While it’s not the role of employers or unions to eliminate such a complex societal problem, workplaces can have an effect on how a worker is able to respond. The money a woman earns through employment can help her from becoming trapped and isolated in violent relationships, and ensures she can support herself and her children should she decide to leave.
And while not every abusive relationship will escalate to serious injury or death, it happens to women far too frequently – and workplace safety is at risk for her and potentially for her colleagues, as an abuser may look for their target at work.
That’s why, together, governments, employers and unions are taking action. The first step was passing Bill C-65, which clearly recognizes harassment and violence as a workplace hazard. The federal government has provided workers with job-protected, paid domestic violence leave. Employers and unions have negotiated additional paid leave and other workplace supports and accommodations. Unions have built a series of educational tools to better equip union representatives and promote awareness among members.
Our next step is to develop strong regulations on workplace violence that clearly lay out the steps that workplaces should take to respond to domestic violence at work, to manage and reduce risk, and to support workers who are affected. This work should build on positive steps that have already been taken across many organizations.
We are embarking now on a collective effort to promote awareness and ensure that workplaces are prepared.
With support from the Government of Canada, FETCO and the Canadian Labour Congress have partnered with the Centre for Research & Education on Violence against Women & Children at Western University to provide practical, workplace solutions including policies, tools and training materials that clearly delineate employer responsibilities related to domestic violence in the new harassment and violence regulations.
By promoting greater awareness about domestic violence, we hope to challenge the stigma and break the silence that enables the violence to continue – and which can put everyone at the workplace at risk if an abuser’s behaviour escalates.

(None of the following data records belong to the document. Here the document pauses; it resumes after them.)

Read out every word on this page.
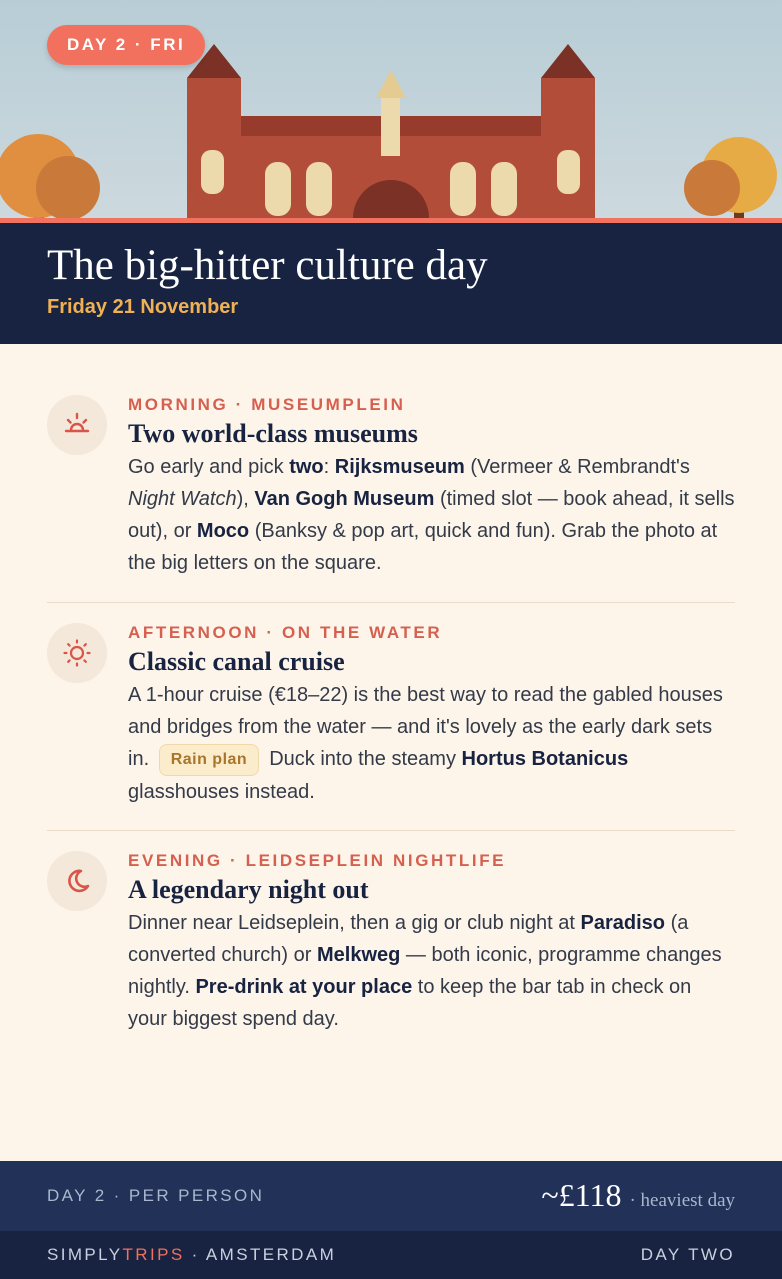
DAY 2 · FRI
The big-hitter culture day
Friday 21 November
MORNING · MUSEUMPLEIN
Two world-class museums
Go early and pick two: Rijksmuseum (Vermeer & Rembrandt's Night Watch), Van Gogh Museum (timed slot — book ahead, it sells out), or Moco (Banksy & pop art, quick and fun). Grab the photo at the big letters on the square.
AFTERNOON · ON THE WATER
Classic canal cruise
A 1-hour cruise (€18–22) is the best way to read the gabled houses and bridges from the water — and it's lovely as the early dark sets in. Rain plan Duck into the steamy Hortus Botanicus glasshouses instead.
EVENING · LEIDSEPLEIN NIGHTLIFE
A legendary night out
Dinner near Leidseplein, then a gig or club night at Paradiso (a converted church) or Melkweg — both iconic, programme changes nightly. Pre-drink at your place to keep the bar tab in check on your biggest spend day.
DAY 2 · PER PERSON	~£118 · heaviest day
SIMPLYTRIPS · AMSTERDAM	DAY TWO
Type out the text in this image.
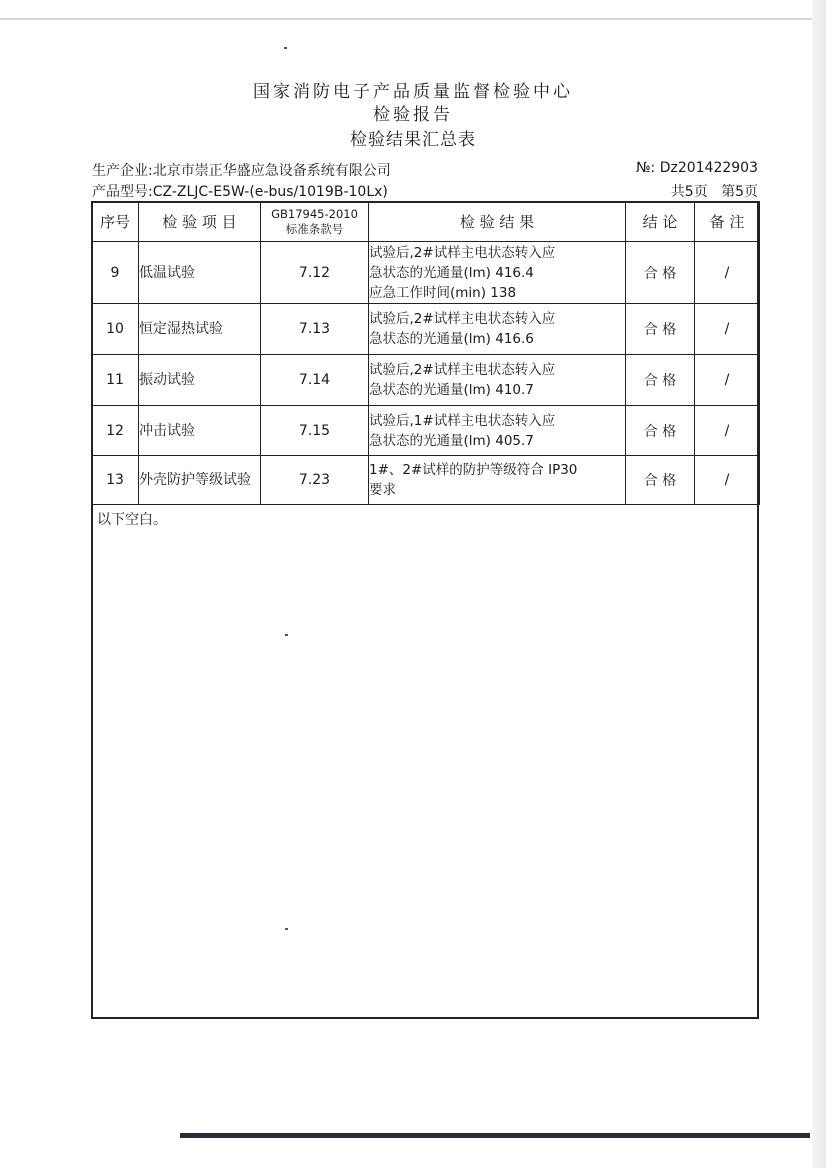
国家消防电子产品质量监督检验中心
检验报告
检验结果汇总表
生产企业:北京市崇正华盛应急设备系统有限公司
产品型号:CZ-ZLJC-E5W-(e-bus/1019B-10Lx)
№: Dz201422903
共5页 第5页
序号	检 验 项 目	GB17945-2010
标准条款号	检 验 结 果	结 论	备 注
9	低温试验	7.12	试验后,2#试样主电状态转入应
急状态的光通量(lm) 416.4
应急工作时间(min) 138	合 格	/
10	恒定湿热试验	7.13	试验后,2#试样主电状态转入应
急状态的光通量(lm) 416.6	合 格	/
11	振动试验	7.14	试验后,2#试样主电状态转入应
急状态的光通量(lm) 410.7	合 格	/
12	冲击试验	7.15	试验后,1#试样主电状态转入应
急状态的光通量(lm) 405.7	合 格	/
13	外壳防护等级试验	7.23	1#、2#试样的防护等级符合 IP30
要求	合 格	/
以下空白。
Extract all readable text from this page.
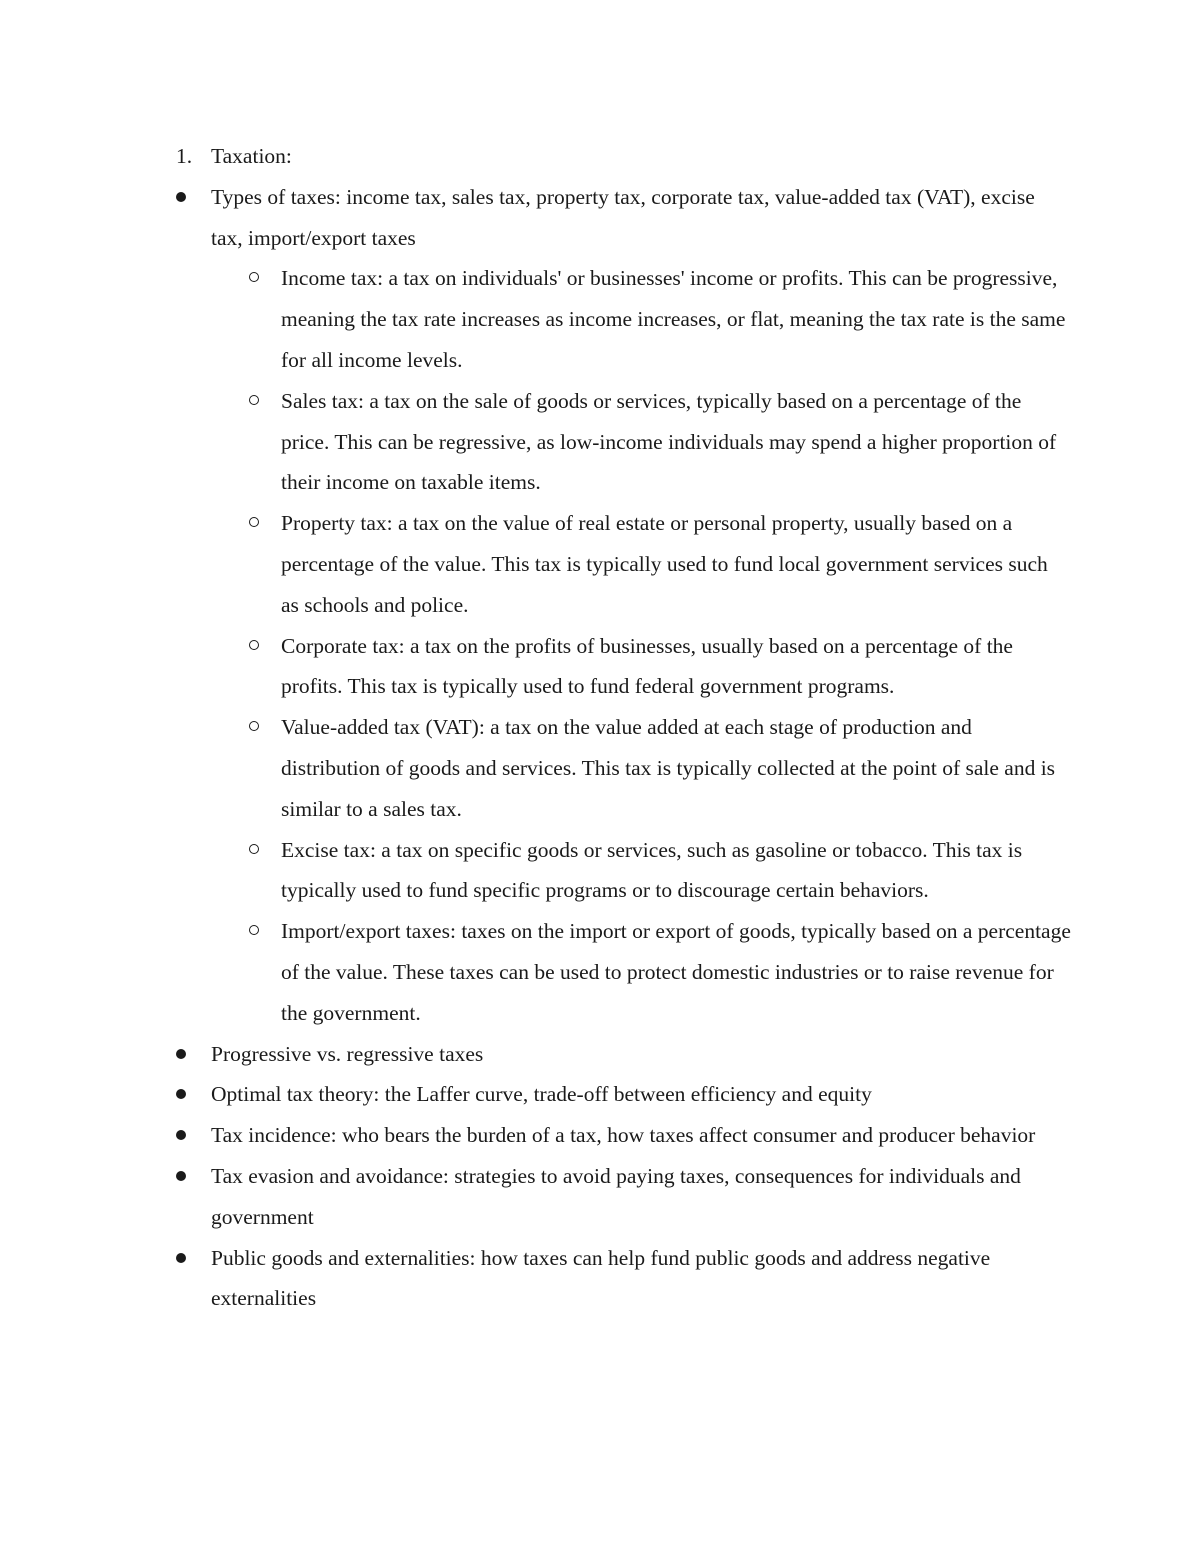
1. Taxation:
Types of taxes: income tax, sales tax, property tax, corporate tax, value-added tax (VAT), excise tax, import/export taxes
Income tax: a tax on individuals' or businesses' income or profits. This can be progressive, meaning the tax rate increases as income increases, or flat, meaning the tax rate is the same for all income levels.
Sales tax: a tax on the sale of goods or services, typically based on a percentage of the price. This can be regressive, as low-income individuals may spend a higher proportion of their income on taxable items.
Property tax: a tax on the value of real estate or personal property, usually based on a percentage of the value. This tax is typically used to fund local government services such as schools and police.
Corporate tax: a tax on the profits of businesses, usually based on a percentage of the profits. This tax is typically used to fund federal government programs.
Value-added tax (VAT): a tax on the value added at each stage of production and distribution of goods and services. This tax is typically collected at the point of sale and is similar to a sales tax.
Excise tax: a tax on specific goods or services, such as gasoline or tobacco. This tax is typically used to fund specific programs or to discourage certain behaviors.
Import/export taxes: taxes on the import or export of goods, typically based on a percentage of the value. These taxes can be used to protect domestic industries or to raise revenue for the government.
Progressive vs. regressive taxes
Optimal tax theory: the Laffer curve, trade-off between efficiency and equity
Tax incidence: who bears the burden of a tax, how taxes affect consumer and producer behavior
Tax evasion and avoidance: strategies to avoid paying taxes, consequences for individuals and government
Public goods and externalities: how taxes can help fund public goods and address negative externalities
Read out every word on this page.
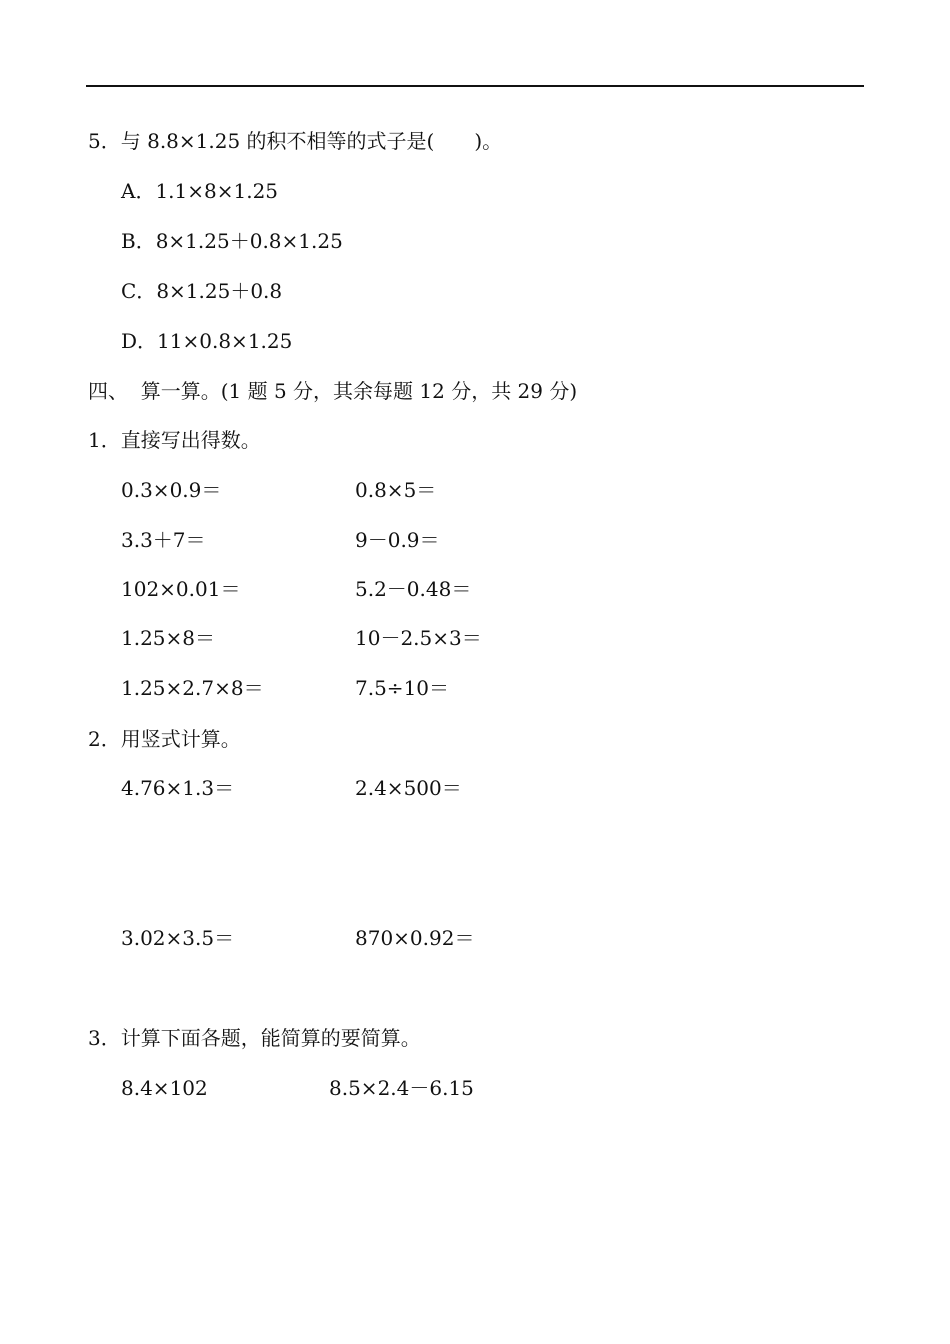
5．与 8.8×1.25 的积不相等的式子是( )。
A．1.1×8×1.25
B．8×1.25＋0.8×1.25
C．8×1.25＋0.8
D．11×0.8×1.25
四、  算一算。(1 题 5 分，其余每题 12 分，共 29 分)
1．直接写出得数。
0.3×0.9＝	0.8×5＝
3.3＋7＝	9－0.9＝
102×0.01＝	5.2－0.48＝
1.25×8＝	10－2.5×3＝
1.25×2.7×8＝	7.5÷10＝
2．用竖式计算。
4.76×1.3＝	2.4×500＝
3.02×3.5＝	870×0.92＝
3．计算下面各题，能简算的要简算。
8.4×102	8.5×2.4－6.15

Abusers seek control over the woman in their life, and isolation is a tool to keep the woman separate from others. People stay silent when they witness or suspect that someone close to them may be experiencing abuse for many reasons. Sometimes it’s uncertainty about whether what is happening is actually abuse. Maybe it’s not understanding how risky a situation really is. It might be that we don’t want to embarrass our co-worker by putting her on the spot, or we think the person is capable of handling it. Or maybe we just aren’t sure what we can do to help.
Breaking the silence is the critical first step for a woman to end the abuse she is experiencing. By giving workers, managers, human resource staff and union representatives tools they need to recognize the warning signs of domestic violence, we can better support and empower people experiencing abuse to safely speak with their friends and co-workers.
Clear workplace policies will be essential to helping manage risk and respond to specific situations. There is no one-size-fits-all approach to addressing domestic violence at work. Each worker will need different supports, and their situation and risk may change over time. But with better awareness and access to training and other resources, we are confident that workplaces will be better prepared to respond, keeping everyone safer, healthier and more productive.
Hassan Yussuff is the President of the Canadian Labour Congress, Derrick Hynes is the President and CEO of the Federally Regulated Employers – Transportation and Communications (FETCO), and the Honourable Patty Hajdu is the Federal Minister of Employment, Workforce Development and Labour.